"Padre" quindi deriva da "recinto", in quanto il padre è colui che protegge.
Egli delimita anzitutto un limite, un argine, un confine oltre il quale non si può andare. Tutto ciò non va visto come una costrizione, un impedimento che ci opprime o che, peggio ancora, ci priva della nostra libertà, ma come quelle mura di protezione robuste, sicure, solide, affidabili, che ci difendono e ci proteggono dalle minacce e dagli attacchi che provengono dall'esterno. E' un argine finalizzato al nostro bene, perché al di là di esso potremmo imbatterci da soli nei pericoli del mondo.
Il padre, quindi, è l'autorità che stabilisce i no, le regole da rispettare per non rischiare di valicare il limite di ciò che è lecito, buono e giusto.

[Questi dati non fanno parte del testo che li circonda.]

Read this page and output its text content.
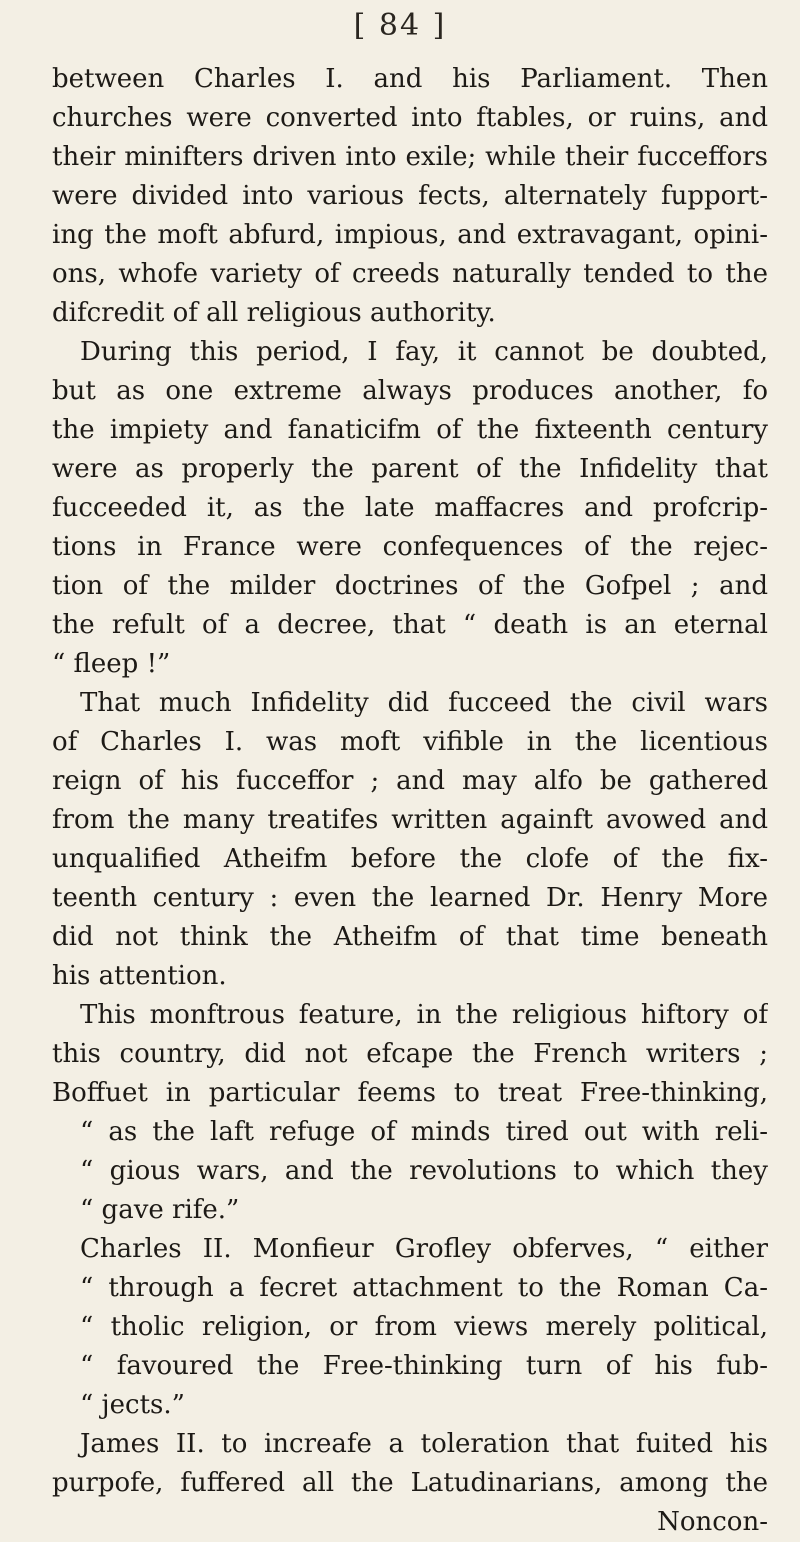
[ 84 ]
between Charles I. and his Parliament. Then
churches were converted into ftables, or ruins, and
their minifters driven into exile; while their fucceffors
were divided into various fects, alternately fupport-
ing the moft abfurd, impious, and extravagant, opini-
ons, whofe variety of creeds naturally tended to the
difcredit of all religious authority.
During this period, I fay, it cannot be doubted,
but as one extreme always produces another, fo
the impiety and fanaticifm of the fixteenth century
were as properly the parent of the Infidelity that
fucceeded it, as the late maffacres and profcrip-
tions in France were confequences of the rejec-
tion of the milder doctrines of the Gofpel ; and
the refult of a decree, that “ death is an eternal
“ fleep !”
That much Infidelity did fucceed the civil wars
of Charles I. was moft vifible in the licentious
reign of his fucceffor ; and may alfo be gathered
from the many treatifes written againft avowed and
unqualified Atheifm before the clofe of the fix-
teenth century : even the learned Dr. Henry More
did not think the Atheifm of that time beneath
his attention.
This monftrous feature, in the religious hiftory of
this country, did not efcape the French writers ;
Boffuet in particular feems to treat Free-thinking,
“ as the laft refuge of minds tired out with reli-
“ gious wars, and the revolutions to which they
“ gave rife.”
Charles II. Monfieur Grofley obferves, “ either
“ through a fecret attachment to the Roman Ca-
“ tholic religion, or from views merely political,
“ favoured the Free-thinking turn of his fub-
“ jects.”
James II. to increafe a toleration that fuited his
purpofe, fuffered all the Latudinarians, among the
Noncon-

Quelle regole sono volte al nostro bene, perché ci preservano dai pericoli assicurati.
Come prima, la regola non è una privazione della nostra libertà, anzi ne è il suo pieno compimento, perché garantisce l'ordine nel creato e l'armonia nella nostra vita.
Ma un recinto di protezione è anche tutto ciò contro cui si abbattono i colpi dei nemici scagliati dall'esterno pur di non danneggiare quanto di prezioso è custodito al suo interno.
Il padre, dunque, è la cinta muraria che sa sacrificarsi per la sua famiglia, che sa soffrire, che sa combattere, che sa dare la sua vita, che è pronto a incassare i colpi provenienti dall'esterno, pur di preservare indenni la sua regina e i suoi figli.
Se infatti la madre insegna ai propri figli come vivere, il padre insegna loro come morire.
Il segreto di una famiglia felice è in questa immagine: un padre che governa e protegge la famiglia, una madre che custodisce la vita e l'unità.